最初で最後の面会で、修は受話器を握ったまま言った。

「面会には来ないでほしい」

理沙が小さく息を呑む。

修は俯いたまま続けた。

「こんなみじめな俺を、お前に見せたくない」

沈黙が落ちた。

やがて理沙は静かに頷いた。

「……わかりました」

それから少し間を置いて、

「その代わり、毎週手紙を書きます」

と言った。

       * * *

刑務所の冬は冷えた。

無機質な壁。決まった時間。
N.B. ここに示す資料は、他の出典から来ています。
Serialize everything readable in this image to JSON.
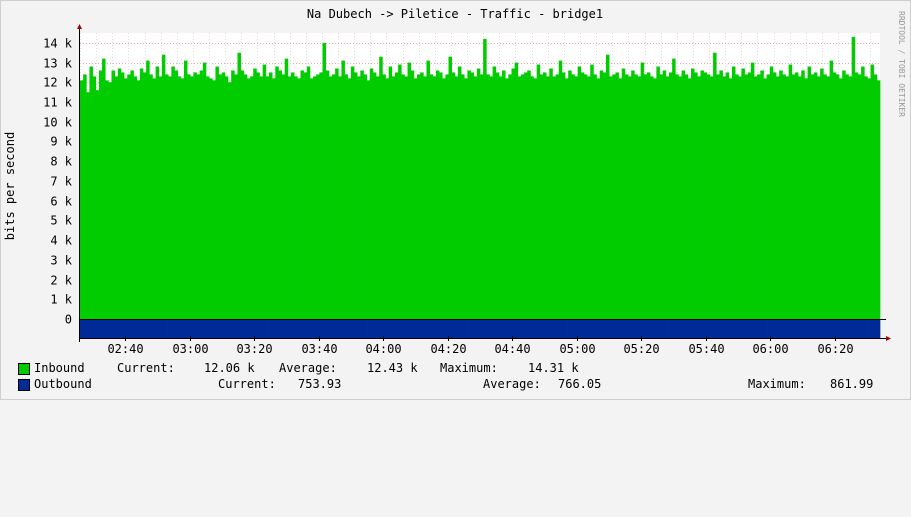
{
  "chart_data": {
    "type": "area",
    "title": "Na Dubech -> Piletice - Traffic - bridge1",
    "watermark": "RRDTOOL / TOBI OETIKER",
    "ylabel": "bits per second",
    "xlabel": "",
    "ylim": [
      -1000,
      14500
    ],
    "y_ticks": [
      0,
      1000,
      2000,
      3000,
      4000,
      5000,
      6000,
      7000,
      8000,
      9000,
      10000,
      11000,
      12000,
      13000,
      14000
    ],
    "y_tick_labels": [
      "0",
      "1 k",
      "2 k",
      "3 k",
      "4 k",
      "5 k",
      "6 k",
      "7 k",
      "8 k",
      "9 k",
      "10 k",
      "11 k",
      "12 k",
      "13 k",
      "14 k"
    ],
    "x_range_minutes": [
      0,
      248
    ],
    "x_ticks_minutes": [
      14,
      34,
      54,
      74,
      94,
      114,
      134,
      154,
      174,
      194,
      214,
      234
    ],
    "x_tick_labels": [
      "02:40",
      "03:00",
      "03:20",
      "03:40",
      "04:00",
      "04:20",
      "04:40",
      "05:00",
      "05:20",
      "05:40",
      "06:00",
      "06:20"
    ],
    "grid": true,
    "series": [
      {
        "name": "Inbound",
        "color": "#00cc00",
        "direction": "up",
        "values": [
          12100,
          12400,
          11500,
          12800,
          12300,
          11600,
          12600,
          13200,
          12100,
          12000,
          12600,
          12300,
          12700,
          12500,
          12200,
          12400,
          12600,
          12300,
          12100,
          12700,
          12500,
          13100,
          12400,
          12200,
          12800,
          12300,
          13400,
          12400,
          12300,
          12800,
          12600,
          12300,
          12200,
          13100,
          12400,
          12300,
          12500,
          12400,
          12600,
          13000,
          12300,
          12200,
          12100,
          12800,
          12400,
          12500,
          12300,
          12000,
          12600,
          12400,
          13500,
          12600,
          12400,
          12200,
          12300,
          12700,
          12500,
          12300,
          12900,
          12300,
          12500,
          12200,
          12800,
          12600,
          12400,
          13200,
          12300,
          12500,
          12300,
          12200,
          12600,
          12500,
          12800,
          12200,
          12300,
          12400,
          12500,
          14000,
          12600,
          12300,
          12400,
          12700,
          12300,
          13100,
          12400,
          12200,
          12800,
          12500,
          12300,
          12600,
          12400,
          12100,
          12700,
          12500,
          12300,
          13300,
          12400,
          12200,
          12800,
          12300,
          12500,
          12900,
          12400,
          12300,
          13000,
          12600,
          12200,
          12400,
          12500,
          12300,
          13100,
          12400,
          12300,
          12600,
          12500,
          12200,
          12400,
          13300,
          12500,
          12300,
          12800,
          12400,
          12200,
          12600,
          12500,
          12300,
          12700,
          12400,
          14200,
          12400,
          12300,
          12800,
          12500,
          12300,
          12600,
          12200,
          12400,
          12700,
          13000,
          12300,
          12400,
          12500,
          12600,
          12300,
          12200,
          12900,
          12400,
          12500,
          12300,
          12700,
          12300,
          12400,
          13100,
          12500,
          12200,
          12600,
          12400,
          12300,
          12800,
          12500,
          12400,
          12300,
          12900,
          12400,
          12200,
          12600,
          12500,
          13400,
          12300,
          12400,
          12500,
          12200,
          12700,
          12400,
          12300,
          12600,
          12400,
          12300,
          13000,
          12400,
          12500,
          12300,
          12200,
          12800,
          12400,
          12600,
          12300,
          12500,
          13200,
          12400,
          12300,
          12600,
          12400,
          12200,
          12700,
          12500,
          12300,
          12600,
          12500,
          12400,
          12300,
          13500,
          12400,
          12600,
          12300,
          12500,
          12200,
          12800,
          12400,
          12300,
          12700,
          12400,
          12500,
          13000,
          12300,
          12400,
          12600,
          12200,
          12400,
          12800,
          12500,
          12300,
          12600,
          12400,
          12300,
          12900,
          12400,
          12500,
          12300,
          12600,
          12200,
          12800,
          12400,
          12500,
          12300,
          12700,
          12400,
          12300,
          13100,
          12500,
          12400,
          12200,
          12600,
          12400,
          12300,
          14300,
          12500,
          12400,
          12800,
          12300,
          12200,
          12900,
          12400,
          12100
        ]
      },
      {
        "name": "Outbound",
        "color": "#002a97",
        "direction": "down",
        "values": [
          760,
          770,
          750,
          800,
          740,
          760,
          780,
          750,
          770,
          790,
          740,
          760,
          780,
          760,
          820,
          750,
          770,
          760,
          790,
          740,
          760,
          780,
          770,
          750,
          800,
          760,
          740,
          780,
          760,
          770,
          750,
          860,
          760,
          780,
          740,
          770,
          760,
          790,
          750,
          770,
          810,
          760,
          740,
          780,
          760,
          770,
          750,
          790,
          760,
          740,
          780,
          770,
          760,
          750,
          800,
          760,
          770,
          740,
          780,
          760,
          820,
          750,
          770,
          760,
          790,
          740,
          760,
          780,
          770,
          750,
          800,
          760,
          740,
          780,
          760,
          770,
          750,
          830,
          760,
          780,
          740,
          770,
          760,
          790,
          750,
          770,
          800,
          760,
          740,
          780,
          760,
          770,
          750,
          790,
          760,
          740,
          780,
          770,
          760,
          750,
          800,
          760,
          770,
          740,
          780,
          760,
          850,
          750,
          770,
          760,
          790,
          740,
          760,
          780,
          770,
          750,
          800,
          760,
          740,
          780,
          760,
          770,
          750,
          830,
          760,
          780,
          740,
          770,
          760,
          790,
          750,
          770,
          800,
          760,
          740,
          780,
          760,
          770,
          750,
          790,
          760,
          740,
          780,
          770,
          760,
          750,
          860,
          760,
          770,
          740,
          780,
          760,
          810,
          750,
          770,
          760,
          790,
          740,
          760,
          780,
          770,
          750,
          800,
          760,
          740,
          780,
          760,
          770,
          750,
          840,
          760,
          780,
          740,
          770,
          760,
          790,
          750,
          770,
          800,
          760,
          740,
          780,
          760,
          770,
          750,
          790,
          760,
          740,
          780,
          770,
          760,
          750,
          800,
          760,
          770,
          740,
          780,
          760,
          820,
          750,
          770,
          760,
          790,
          740,
          760,
          780,
          770,
          750,
          800,
          760,
          740,
          780,
          760,
          770,
          750,
          830,
          760,
          780,
          740,
          770,
          760,
          790,
          750,
          770,
          800,
          760,
          740,
          780,
          760,
          770,
          750,
          790,
          760,
          740,
          780,
          770,
          760,
          750,
          800,
          760,
          770,
          740,
          780,
          760,
          850,
          750,
          770,
          760
        ]
      }
    ]
  },
  "legend": [
    {
      "name": "Inbound",
      "color": "#00cc00",
      "current_label": "Current:",
      "current": "12.06 k",
      "average_label": "Average:",
      "average": "12.43 k",
      "maximum_label": "Maximum:",
      "maximum": "14.31 k"
    },
    {
      "name": "Outbound",
      "color": "#002a97",
      "current_label": "Current:",
      "current": "753.93",
      "average_label": "Average:",
      "average": "766.05",
      "maximum_label": "Maximum:",
      "maximum": "861.99"
    }
  ]
}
決まった飯。

眠っても、男が倒れる音だけは耳から離れなかった。

だが毎週水曜日になると、一通の手紙が届いた。

 あなたへ

 辛い毎日だと思います。

 でも、

 私は毎日、

 あなたの無事を祈っています。

 帰ってくる日を、

 待っています。

修はその手紙を何度も読み返した。

消灯後、薄暗い灯りの下で、
擦り切れそうな紙へ何度も指を滑らせた。

 あなたへ

 あの日のことを、

 何度も思い出してしまいます。

 でも、あなただけが悪かったとは、

 私にはどうしても思えません。

 だから、ちゃんと償って、

 また帰ってきてください。

つらい日もあった。

何もかも投げ出したくなる夜もあった。

それでも手紙だけは何度も読み返した。

理沙が待っている、その事実だけが修を繋ぎ止めていた。

       * * *

四年間。

修は一度も心を折らずに、出所の日を迎えた。

灰色の門が開く。

春の風が吹いていた。

修は小さく息を吐いた。

だが、待っていたのは理沙ではなかった。

白いコートを着た女が、一人立っていた。

見覚えのない顔だった。

女は深く頭を下げる。

「……はじめまして」

修は眉をひそめた。

「奥様の友人の南雲杏子と申します」

修は何も言わない。

南雲は視線を落とした。

「奥様は二年前に、亡くなられました」

修の呼吸が止まる。

「……何を言ってる」

「そのあとも、手紙は私が書いていました」

言葉がすぐには理解できなかった。

「奥様に頼まれていたんです」

「亡くなったあとも、手紙だけは続けてほしいと」

春の風が吹いた。

修は何も言えなかった。

南雲は鞄から古びた封筒を取り出した。

「出所した日に渡してくださいと預かっていました」

「これだけは亡くなる直前に書かれた奥様の手紙です」

南雲は封筒を差し出した。

修はそれを受け取ると、
 
震える手で封を切った。

 あなたへ

 私は、

 拡張型心筋症という病気になってしまいました。

 もう長くは生きられないそうです。

 ごめんなさい。

 本当は、

 もう一度会いたかった。

 でも、

 あなたが決めた約束を、

 私は最後まで守りたかったんです。

 だから、

 南雲さんにお願いをしました。

 会えなくて、ごめんね。

 これからは、

 あなたの人生を、

 素晴らしいものにしてね。

 それだけが、

 私の願いです。

修はしばらく俯いていた。

唇を噛み、何度も頷いた。

「理沙……」

声が震える。

「……あの手紙がなかったら、俺の心は折れていた」

手紙を握る指に力がこもった。

やがて修は顔を上げる。

「南雲さん」

「はい」

修は手を差し出した。

南雲は少し驚いたあと、その手を握る。

「理沙があなたを頼った理由が、今なら分かります」

修はそう言って、わずかに目を伏せた。

「……ありがとうございました」

それだけ言うと、深く頭を下げた。

南雲は静かに首を振る。

「私は奥様との約束を守っただけです」

しばらく沈黙が落ちた。

やがて南雲が尋ねる。

「これからどちらへ?」

修は空を見上げた。

春の陽射しの向こうに、桜の気配が揺れている。

「理沙の好きだった桜を見に行きます」

春風が吹いた。

修は手紙を胸にしまい、歩き出した。

四年ぶりの春は、少しだけ暖かかった。



あとがき

昔読んだ『一切れのパン』という作品が、
ずっと心に残っていました。

人は、たった一つの希望だけで生きられることがある。

そんな物語を、自分も書いてみたいと思ったのが、
この『手紙』を書くきっかけでした。

修にとって、
毎週届く手紙は、
四年間を生き抜くための光だったのだと思います。

最後まで読んでくださり、
本当にありがとうございました。